Perhaps Professor Levin’s most astonishing finding was that the majority of voters in Boston’s Mayoral election that year did not think their chosen candidate would do a better job as mayor than his opponent. This tendency was especially prominent among Collins voters! The conclusion is inescapable: people voted for Collins, not because they thought he would do a better job than Powers, but for some other reason: et viola, a ‘hidden variable’!
Fast forward to NYC 2025. Democratic Socialist, Zohran Mamdani, upset liberal former Governor, Andrew Cuomo in the Mayoral primary. Not close; in fact, similar to the Powers-Collins first round spread, 66 years earlier and 300 miles Northeast. Now they are scheduled for a rematch this November. The result is unpredictable, but already we see evidence of a hidden variable at work: there is a significant disconnect between voters’ personal positions on issues and their policy prescriptions for the City.

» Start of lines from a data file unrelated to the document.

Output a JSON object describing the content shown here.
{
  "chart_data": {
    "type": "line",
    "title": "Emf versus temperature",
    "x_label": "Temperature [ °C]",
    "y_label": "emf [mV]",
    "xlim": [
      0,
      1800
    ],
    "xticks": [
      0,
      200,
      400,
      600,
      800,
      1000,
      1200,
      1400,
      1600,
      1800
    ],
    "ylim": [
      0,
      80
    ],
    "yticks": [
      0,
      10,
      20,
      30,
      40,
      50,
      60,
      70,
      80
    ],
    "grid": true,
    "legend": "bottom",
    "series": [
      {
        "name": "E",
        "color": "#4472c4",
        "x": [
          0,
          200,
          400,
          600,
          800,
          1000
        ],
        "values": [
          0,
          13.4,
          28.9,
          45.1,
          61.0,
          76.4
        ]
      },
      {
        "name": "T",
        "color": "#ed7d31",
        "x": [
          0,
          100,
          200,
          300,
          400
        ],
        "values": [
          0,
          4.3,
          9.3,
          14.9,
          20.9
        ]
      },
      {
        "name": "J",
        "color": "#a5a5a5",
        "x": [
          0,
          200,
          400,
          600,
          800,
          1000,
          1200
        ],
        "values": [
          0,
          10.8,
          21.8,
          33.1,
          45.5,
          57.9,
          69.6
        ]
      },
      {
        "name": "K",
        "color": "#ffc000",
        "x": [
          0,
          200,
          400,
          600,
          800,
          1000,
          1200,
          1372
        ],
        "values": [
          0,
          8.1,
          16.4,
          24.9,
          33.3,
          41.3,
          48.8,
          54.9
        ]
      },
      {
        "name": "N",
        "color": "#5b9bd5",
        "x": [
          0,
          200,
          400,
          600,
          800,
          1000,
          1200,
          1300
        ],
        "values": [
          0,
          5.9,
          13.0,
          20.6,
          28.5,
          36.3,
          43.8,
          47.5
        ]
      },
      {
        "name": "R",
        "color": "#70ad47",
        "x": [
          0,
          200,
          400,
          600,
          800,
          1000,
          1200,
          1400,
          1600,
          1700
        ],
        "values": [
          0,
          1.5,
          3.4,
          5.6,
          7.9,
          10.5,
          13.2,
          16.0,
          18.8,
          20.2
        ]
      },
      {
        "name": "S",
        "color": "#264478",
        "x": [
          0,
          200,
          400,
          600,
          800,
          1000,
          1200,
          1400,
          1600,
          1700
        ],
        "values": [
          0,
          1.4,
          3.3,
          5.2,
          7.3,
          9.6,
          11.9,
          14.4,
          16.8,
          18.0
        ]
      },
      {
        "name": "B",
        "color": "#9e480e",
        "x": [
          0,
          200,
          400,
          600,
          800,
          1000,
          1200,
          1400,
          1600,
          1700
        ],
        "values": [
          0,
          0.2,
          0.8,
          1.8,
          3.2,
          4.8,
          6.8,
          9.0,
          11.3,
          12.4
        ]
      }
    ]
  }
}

A recent NYT survey asked voters to consider 4 issues: (1) raising taxes on the wealthiest New Yorkers, (2) hiring 5,000 more police officers, (3) strengthening rent control and focusing its benefits on lower income tenants, (4) making municipal bus service free to all riders. Surprisingly, almost exactly 70% of voters favored each of the first 3 policy changes and 60% favored the 4th.
Any self-respecting poly sci wonk would assume that a voter who favored higher marginal tax rates, more police on the streets, more robust and/or better focused rent control, and free service for all who ride the City’s buses would also think that the City should move to enact these policies. But that wonk would be wrong!

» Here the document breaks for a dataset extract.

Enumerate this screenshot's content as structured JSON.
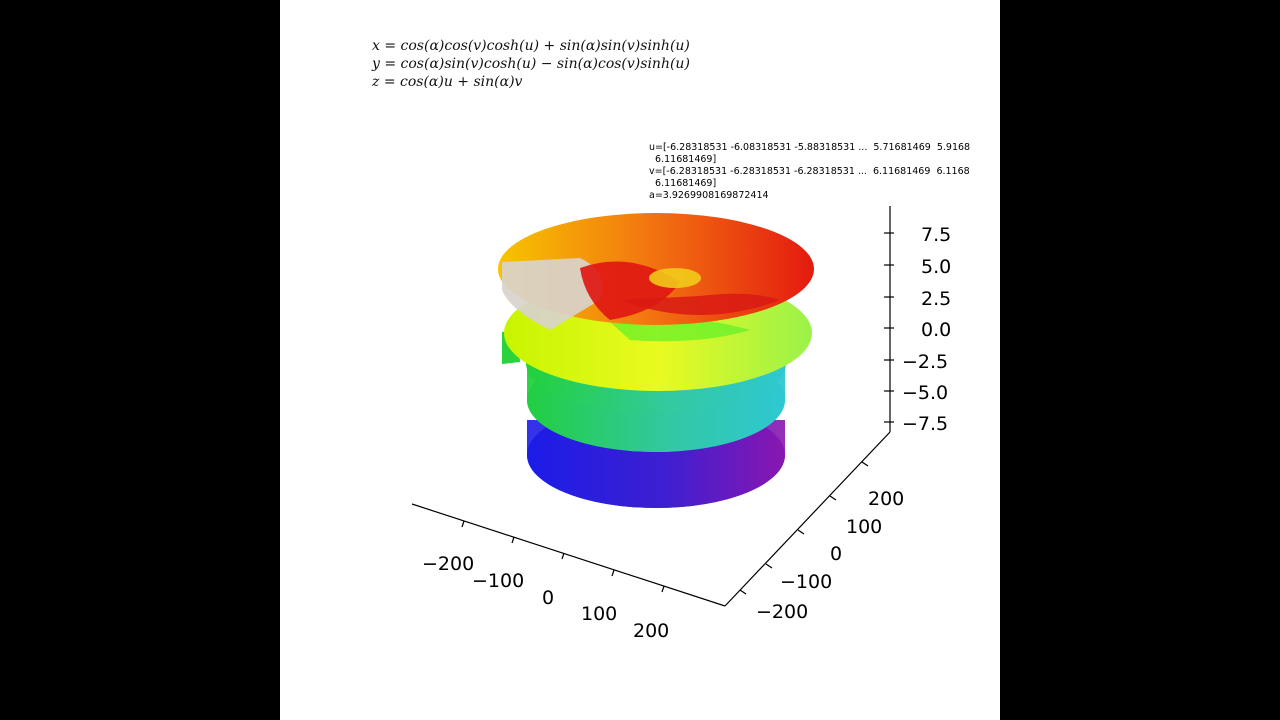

Only on the subject of soaking the rich did voters’ policy prescriptions match their personal preferences: c. 70% of all voters favor increasing taxes on the wealthy and 70% think that the City should actually implement this policy. What seemed like a tautology amounts to front page news (or it would if there were still any ‘front pages’).
On the other three initiatives (more police, stronger rent control, and free bus service), voters’ public policy prescriptions did not match their personal policy preferences. It turns out, that in spite of a c. 70% personal policy preference, only 63% think the City should actually hire more police officers and only 61% want the city to make proposed changes to its rent control program.
Regarding free bus service, 60% personally favor the change but only 45% think the City should actually eliminate fares on City buses. How is that possible?
As in Boston 1959, voters in NYC 2025 have something more in mind than personal policy preferences. This unknown quantity may well influence their votes on election day. Only problem: I don’t know what it is that’s top of mind with these voters or how it might influence their votes.
I can conclude, however, that ‘scientists’ have finally demonstrated the existence of hidden variables…but it’s social scientists, not physicists!
***
Giovanni di Paolo’s The Creation of the World and the Expulsion from Paradise (1445) is a luminous Sienese panel that unites two episodes from Genesis in a single circular vision.
Inside a mandorla of radiant gold and stars, God appears as an architect of the cosmos, surrounded by concentric bands of celestial spheres and the zodiac, signifying His supreme ordering of the universe.
At the lower right, Adam and Eve are driven from Eden by a flaming sword, underscoring the fall from perfect creation to human exile and the enduring power of divine decree over both nature and human destiny.